I should write about how today would have been my third wedding anniversary shouldn’t I? I’ve had it pencilled in on my schedule for ages, I thought, “Hey cool, I don’t need to plan for a blog post that day.” Now that it’s here though I don’t really know what to say. I guess I’ll just ramble for a bit any see what comes out.
I was feeling a bit down one evening last week. It was completely unrelated but a friend asked if I was down due to what time of year it was. My first reaction was that she meant the heat wave we were having as a lot of people weren’t enjoying that. As I was typing a reply saying, “Hell no, I love this weather.” I realised she meant because of how close it was to my wedding anniversary and it may have bought up some negative feelings. The truth is that I had actually sort of forgotten that it was so close.
It feels weird to be so okay with everything, I definitely still have moments when it gets to me, but they’re momentary flashes that don’t last long and when they do it’s more of a feeling of being gutted than real sadness. I guess that’s quite telling, isn’t it?
I’m still half prepared and slightly guarded as I’m well aware that I may slip at any moment but I really don’t think I will. It feels a bit big headed to say but I think I’ve dealt with everything very well. I’m not going to take complete credit for that, the support I’ve head from a small but amazing group of friends and from my immediate family has been invaluable.
Perspective is a wonderful and terrible thing. In the moment it can make you think things, people and situations are a certain way but when you separate yourself from those things and look back on not just an inciting incident but everything else you start to see patterns, personality traits and the like that maybe you were blind to before.
That was the case for me and its the reflection that I’ve done that has helped me deal with everything and move on so well.
I’m sat in Brewdog writing this one today, first time in a while I’ve done that in a while, on the way here I decided to put on a playlist I made for the wedding. It was a test of sorts. A lot of the songs on it i’ve heard plenty of times since everything went down but there’s a few key songs I’ve either not heard or actively avoided and skipped when they’ve come on. Association can be a bitch, but I don’t want to let it dictate to me what I can and can’t listen to. I like all those songs on that playlist and I don’t want to not be able to listen to them because they send me into a funk every time they come on. It was interesting, there’s still one or two that felt weird to listen to, but most had no effect on me really.
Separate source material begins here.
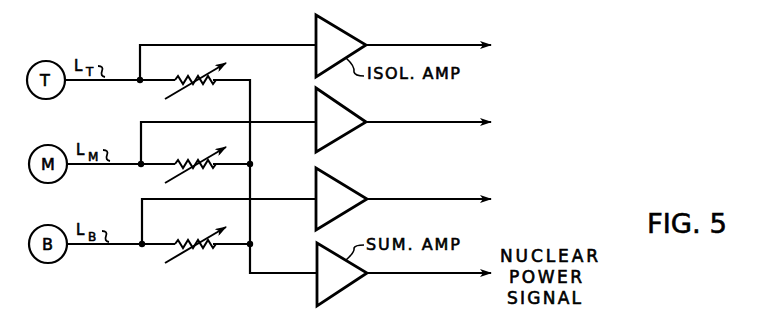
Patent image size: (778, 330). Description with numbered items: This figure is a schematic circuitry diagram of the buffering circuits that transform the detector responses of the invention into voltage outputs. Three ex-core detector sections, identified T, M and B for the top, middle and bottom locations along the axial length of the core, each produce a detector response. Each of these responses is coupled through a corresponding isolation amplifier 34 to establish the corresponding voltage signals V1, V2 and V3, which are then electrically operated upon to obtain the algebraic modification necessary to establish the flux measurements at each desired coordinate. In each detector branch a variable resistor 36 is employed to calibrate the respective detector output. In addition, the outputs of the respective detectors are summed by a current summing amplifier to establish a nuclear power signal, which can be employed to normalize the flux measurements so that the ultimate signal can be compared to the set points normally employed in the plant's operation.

This morning I foolishly looked at my ‘Facebook Memories’ knowing full well it would be full of stuff from my wedding and the past couple of years. There was one gem from Wes last year, who in his typical dry joking way congratulated me on going two years without getting divorced. I remember writing about it at the time, it was very funny! Little did he, I, or I’d like to think anyone know that he was only six months off hitting the mark. Well, not quite I guess, it’ll be more like October/November time by the time the divorce is finalised but you know what I mean.
I didn’t look at any of the photo albums from the wedding day but I did see a couple of photos as I scanned passed. Outcome of the whole situation besides, that was a really fun day and a great party. I’d love to be able to throw parties like that whenever I wanted and know that all the people I wanted there would actually show up, but it’s a near impossibility these days. It’s hard enough meeting up with one or two friends at the same time.
I guess I’ll wrap this one now, it’s felt a little disjointed but I’m alright with that. Maybe it would have been interesting to go back and read what I wrote last year. I know the blog post was titled ‘Two Years Strong’ which is kind of funny in retrospect as strong is clearly anything but the truth.
I’m doing well, much better than I would have thought I would be if you’d asked me at the start of the year. A lot of it is to do with feeling good physically. Thats had a big knock on effect mentally. The other big factor is the people I choose to surround myself with. I’ve made a point of cutting out anyone who isn’t a generally positive part of my life and that helps a lot.
I still get down at times, everyone does, but very rarely is it directly because of the dissolution of my marriage.
I didn't really have an image to show today other than the picture of me as I was writing this so the other one is just something I saved the other day. Sean Murphy is one of my favourite comic book artists and he did this amazing Back To The Future piece. Dude loves drawing vehicles and does it better than anyone. He has such a unique style so I thought I'd show it off here too. It'll probably hit an audience his art normally wouldn't.